From Alaska to Tufts: Rebecca Jackson on the polar regions, research, climate change

A new assistant professor reflects on her work and lifetime in academia.

Rebecca Jackson

Rebecca Jackson is pictured.

While most professors started their fall semester in Medford/Somerville classrooms, Rebecca Jackson, Tufts’ new assistant professor of Earth and climate sciences, found herself in the glacial fjords of Alaska, studying the interaction between glacial ice and the ocean.

Jackson comes to the hill from the Rutgers University Department of Marine and Coastal Sciences, where she taught for four years. After returning from Alaska a few weeks into the fall semester, she joined her students on campus. Jackson is currently teaching Introduction to Oceanography, a discipline that plays heavily into her research.

Jackson’s work examines how fast glaciers are melting underwater, which subsequently affects rates of glacial retreat and sea level rise. Jackson enjoys her research not only because of its fascinating subject matter, but also because of the collaboration that goes into it.

“My favorite thing is the team aspect of this sort of work; it’s incredibly interdisciplinary,” she said.

The research team relies on a wide variety of specialties from oceanography to engineering to measure data. This fieldwork takes Jackson to the foot of glaciers where they meet the sea in Greenland and Alaska.

“It’s totally gorgeous and dramatic and icy,” she said.

But it’s also dangerous due to the risk of ice calving — when large chunks of ice break off from the glacier’s edge, plummet into the water below and trigger a massive wave. Therefore, Jackson’s team must stay far away from the ice, but there are still ways to creatively get data.

Jackson’s team, in collaboration with Rutgers University, Oregon State University and the University of Oregon, sends out autonomous boats which distribute remotely operated vehicles to measure the ice.

“It’s kind of a robot deploying a robot,” Jackson said.

She hopes to use this data to better understand climate change’s effect on glaciers.

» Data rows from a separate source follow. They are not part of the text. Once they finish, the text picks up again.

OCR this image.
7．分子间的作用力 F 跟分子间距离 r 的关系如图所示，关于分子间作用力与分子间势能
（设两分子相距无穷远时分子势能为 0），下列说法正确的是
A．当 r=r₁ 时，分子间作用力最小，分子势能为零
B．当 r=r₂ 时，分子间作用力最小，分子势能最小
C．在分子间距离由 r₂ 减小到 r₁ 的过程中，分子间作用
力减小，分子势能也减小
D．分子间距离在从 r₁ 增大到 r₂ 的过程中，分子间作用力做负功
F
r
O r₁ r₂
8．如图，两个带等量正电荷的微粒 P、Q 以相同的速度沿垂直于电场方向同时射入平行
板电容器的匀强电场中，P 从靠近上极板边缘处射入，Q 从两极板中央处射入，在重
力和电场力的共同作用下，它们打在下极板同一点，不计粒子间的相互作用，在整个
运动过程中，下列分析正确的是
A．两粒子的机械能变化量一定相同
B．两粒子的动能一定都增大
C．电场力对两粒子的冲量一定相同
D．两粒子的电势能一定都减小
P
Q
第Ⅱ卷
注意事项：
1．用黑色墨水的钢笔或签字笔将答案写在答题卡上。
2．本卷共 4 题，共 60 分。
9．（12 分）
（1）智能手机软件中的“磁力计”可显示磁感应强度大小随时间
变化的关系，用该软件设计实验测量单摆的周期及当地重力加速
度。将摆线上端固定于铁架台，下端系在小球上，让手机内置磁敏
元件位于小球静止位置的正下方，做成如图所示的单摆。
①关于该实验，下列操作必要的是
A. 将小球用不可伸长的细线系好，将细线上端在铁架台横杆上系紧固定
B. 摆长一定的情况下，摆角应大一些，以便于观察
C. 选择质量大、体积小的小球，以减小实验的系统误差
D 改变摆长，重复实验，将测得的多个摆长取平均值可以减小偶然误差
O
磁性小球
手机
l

“One of the big motivations for this research is to be able to predict how glaciers are going to continue to change going forward,” Jackson said. “You can see that they’re shrinking … and that’s causing sea level rise.”

The goal is to have a better understanding of glacial melting, which will then help generate more accurate models of predicted sea level rise.

This work is cutting edge.

“We’ve actually never been able to get measurements in these sorts of fissure systems [before] because you can’t take people there,” said Jackson. “These are all brand new technologies.”

Even with new tools, environmental fieldwork is not without its pitfalls.

“Usually when you go do work in polar ice regions, you break instruments, you lose things, it’s just such a difficult environment,” said Jackson.

Visiting places like Alaska and Greenland also makes it easier to see the physical effects of climate change on the landscape.

“You can see how dramatically climate change is happening … in a more visceral way,” Jackson said. “Working in the polar regions gives you a sense of urgency.”

Despite the team’s finding that melting is occurring faster than previously predicted, Jackson is not a climate nihilist.

“I think what’s happening is dramatic, and it’s a huge challenge for our global community,” she said. “But I think the last thing we should do is throw up our hands and say we can’t do anything about it. We know there are things we can do about it.”

Jackson did not set out to become a climate scientist. Originally from the Greater Boston area, she earned her bachelor’s degree in physics at Yale, where fluid dynamics and physical oceanography captivated her towards the end of her undergrad years.

“That really caught my interest and combined my interest in math and physics with a budding, growing interest in earth science and climate science,” Jackson said.

Jackson went on to achieve a Ph.D. in physical oceanography from a joint program between the Massachusetts Institute of Technology and the Woods Hole Oceanographic Institution on Cape Cod, followed by a postdoctoral fellowship from the National Oceanic and Atmospheric Administration.

No longer a student, Jackson now enjoys academic life from the teaching perspective as well.

“Being a professor is sort of a unique opportunity to both teach and do research,” she said. “You also get to teach through research sometimes by bringing students into your research group.”

For those not ready to take to the polar seas, Jackson’s two brand new course offerings in the spring, Physical Oceanography and The Cryosphere, offer opportunities to learn about ice and the oceans. Neither class has ever been taught at Tufts, and will count towards a new Climate Science major which will soon be available to undergraduates.

Jackson recommends the courses for students across any science or engineering disciplines.

“It’s such an exciting way to basically take some of the math and physics that many science majors have been learning and really apply it to a real-world, exciting, interesting system, which is the ocean,” she said.  

Despite the challenges of balancing a full schedule of research, parenting two toddlers and teaching, Jackson has enjoyed her time at Tufts so far.

“I’ve been really impressed with how engaged and enthusiastic the Tufts student body is,” she said. “I love being on campus, it’s a beautiful campus. It’s nice to be back in my hometown area.”

But as Jackson settles into life at Tufts, she already has her eyes on the future. In fact, Jackson is looking for undergraduates to join her research team, and will be returning to both Alaska and Greenland next summer to continue her work gathering data that scientists will hopefully be able to use to protect our planet.

“The sea level rise that we’re going to see in the coming decades and centuries is going to be a result of what we choose to do right now,” Jackson said. “We really have agency to do better and to change our course.”